Знаю, голубонька! Тяжкое горе твое!
Светлый был свет на душе — темная ночь налегла!
Цветик в прогалинке — всякий затопчет тебя!
Елочка край леску — всякий обидит тебя!
Лань ты моя круглоокая! серна моя!
Чуется, тяжко тебе одинокой-то жить!
В горы ль, бывало, олень твой бежит, — ты за ним.
Пьет ли в ручье, — ты уж скачешь и плещешься вкруг!
Будь моя волюшка — ох! — унесла бы тебя!
Холила б в замке своем... Здесь ведь ужас и мрак!
Прав Гаршин, когда он говорит о том, что в этих строках «слышится певучая мелодия скорбной народной песни, взлелеянной среди истовости обрядового творчества»...
В целом обе «скандинавские поэмы» Майкова — и «Бальдур», и «Брингильда» — скорбная песня. Но это одновременно и песнь утверждения жизни вопреки смерти, красоты — вопреки тлению, любви и духовности — вопреки обескрыленности. «Моя валкирия — дитя снегов и северных сияний»,— писал Майков, имея в виду поэтический пафос «Брингильды». Как раз в причудливом соединении мрачного колорита стихов и «сияния» человеческого сердца, которое словно лучами пронизывает сумрак дыхания льдов и скальдов, богов и героев, мужей и жен скандинавского Олимпа,— особая прелесть майковских «реставраций» северного эпоса.
Еще во времена литературного дебюта Майкова А. Плетнев, прочтя сборник его стихотворений, воскликнул: «Кажется, я читал идеи Дельвига, переданные стихами Пушкина». Способность к перевоплощению, к усвоению чужих, но внутренне не чуждых поэту идей, при неизменном совершенстве формы, схвачены этим восклицанием вполне. Аполлон Майков был поэтом интереснейших тематических поисков. Автор «Трех смертей» и «Двух миров», этих шедевров, воссоздающих дух античности и философского осмысления истории, он не остался ревнителем только одной темы, одного поэтического лика. В раннем стихотворении 1839 года Майков писал:
О мысль поэта!

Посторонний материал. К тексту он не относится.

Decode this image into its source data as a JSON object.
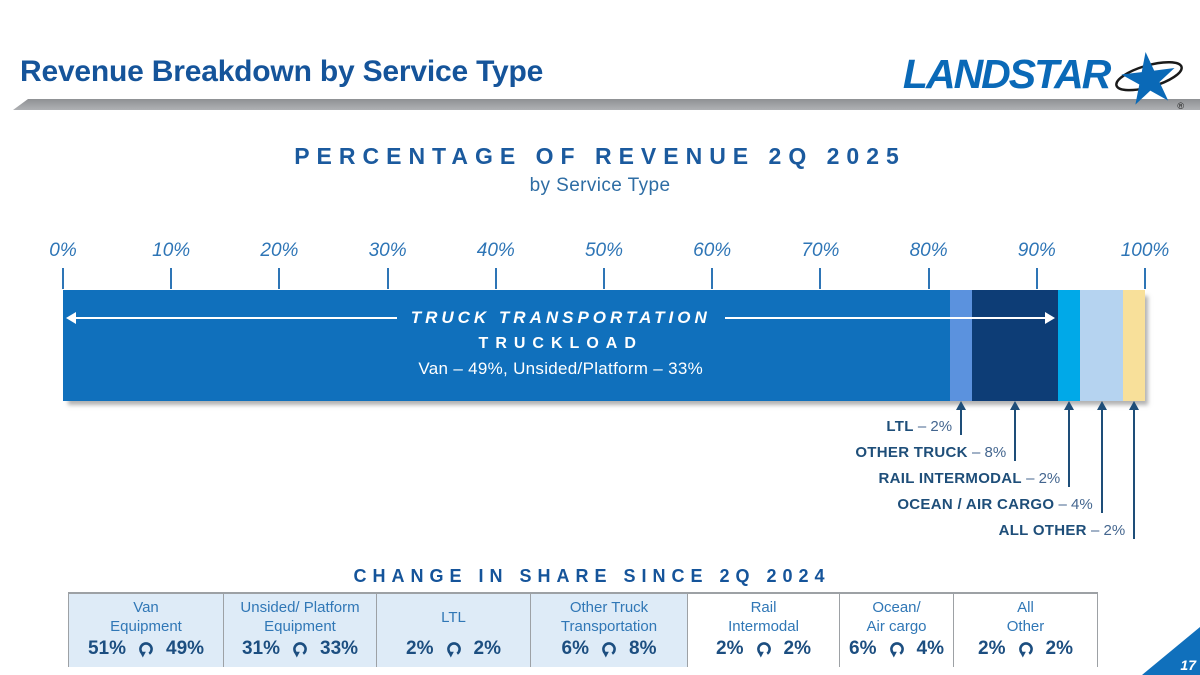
{
  "header": {
    "title": "Revenue Breakdown by Service Type",
    "logo_text": "LANDSTAR",
    "logo_registered": "®"
  },
  "chart_data": {
    "type": "bar",
    "stacked": true,
    "orientation": "horizontal",
    "title": "PERCENTAGE OF REVENUE 2Q 2025",
    "subtitle": "by Service Type",
    "axis_ticks": [
      "0%",
      "10%",
      "20%",
      "30%",
      "40%",
      "50%",
      "60%",
      "70%",
      "80%",
      "90%",
      "100%"
    ],
    "xlim": [
      0,
      100
    ],
    "dash_separator": "–",
    "segments": [
      {
        "name": "Truckload",
        "value": 82,
        "color": "#1070BC"
      },
      {
        "name": "LTL",
        "value": 2,
        "color": "#5B92DE"
      },
      {
        "name": "Other Truck",
        "value": 8,
        "color": "#0D3D76"
      },
      {
        "name": "Rail Intermodal",
        "value": 2,
        "color": "#00A9E8"
      },
      {
        "name": "Ocean / Air Cargo",
        "value": 4,
        "color": "#B5D3F0"
      },
      {
        "name": "All Other",
        "value": 2,
        "color": "#F8E09A"
      }
    ],
    "truck_transportation": {
      "label": "TRUCK TRANSPORTATION",
      "span_percent": 92
    },
    "truckload": {
      "label": "TRUCKLOAD",
      "van_percent": 49,
      "unsided_platform_percent": 33,
      "detail": "Van – 49%, Unsided/Platform – 33%"
    },
    "callouts": [
      {
        "label": "LTL",
        "value": "2%",
        "arrow_percent": 83
      },
      {
        "label": "OTHER TRUCK",
        "value": "8%",
        "arrow_percent": 88
      },
      {
        "label": "RAIL INTERMODAL",
        "value": "2%",
        "arrow_percent": 93
      },
      {
        "label": "OCEAN / AIR CARGO",
        "value": "4%",
        "arrow_percent": 96
      },
      {
        "label": "ALL OTHER",
        "value": "2%",
        "arrow_percent": 99
      }
    ]
  },
  "change_table": {
    "title": "CHANGE IN SHARE SINCE 2Q 2024",
    "columns": [
      {
        "label_lines": [
          "Van",
          "Equipment"
        ],
        "from": "51%",
        "to": "49%",
        "highlighted": true
      },
      {
        "label_lines": [
          "Unsided/ Platform",
          "Equipment"
        ],
        "from": "31%",
        "to": "33%",
        "highlighted": true
      },
      {
        "label_lines": [
          "LTL"
        ],
        "from": "2%",
        "to": "2%",
        "highlighted": true
      },
      {
        "label_lines": [
          "Other Truck",
          "Transportation"
        ],
        "from": "6%",
        "to": "8%",
        "highlighted": true
      },
      {
        "label_lines": [
          "Rail",
          "Intermodal"
        ],
        "from": "2%",
        "to": "2%",
        "highlighted": false
      },
      {
        "label_lines": [
          "Ocean/",
          "Air cargo"
        ],
        "from": "6%",
        "to": "4%",
        "highlighted": false
      },
      {
        "label_lines": [
          "All",
          "Other"
        ],
        "from": "2%",
        "to": "2%",
        "highlighted": false
      }
    ]
  },
  "footer": {
    "page_number": "17"
  }
}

Ты вольна,
Как песня вольной гальционы!
В тебе самой твои законы,
Сама собою ты стройна!
Ровно тридцать лет спустя, в 1869 году, он внес определенное уточнение в характеристику «поэтического полета»:
Возвышенная мысль достойной хочет брони;
Богиня строгая — ей нужен пьедестал,
И храм, и жертвенник, и лира, и кимвал,
II песни сладкие, и волны благовоний...
Малейшую черту обдумай строго в ней,
Чтоб выдержан был строй в наружном беспорядке,
Чтобы божественность сквозила в каждой складке.
И образ весь сиял огнем души твоей!..
Обращение Майкова к «скандинавской тематике» в полной мере отвечало как вдохновенному «полету» его исканий, так и стремлению утвердить творчество на пьедестале строгой мысли и художественной гармонии. Вот почему характеристика его «скандинавских интересов» есть нечто большее, чем просто указание на «отклик» поэта, подпавшего под власть случайной ассоциации. И хотя мы не сталкиваемся в данном случае с хронологически единым явлением, которое можно было бы определить как самостоятельный этап в творческой биографии Майкова, однако, если иметь в виду тенденции его внутреннего развития как поэта, тогда становится очевидным, что «скандинавская тема» была для него безусловно этапной, весомой и художественно плодотворной.
Л-ра: Север. – 1972. - № 12. –С. 115-119.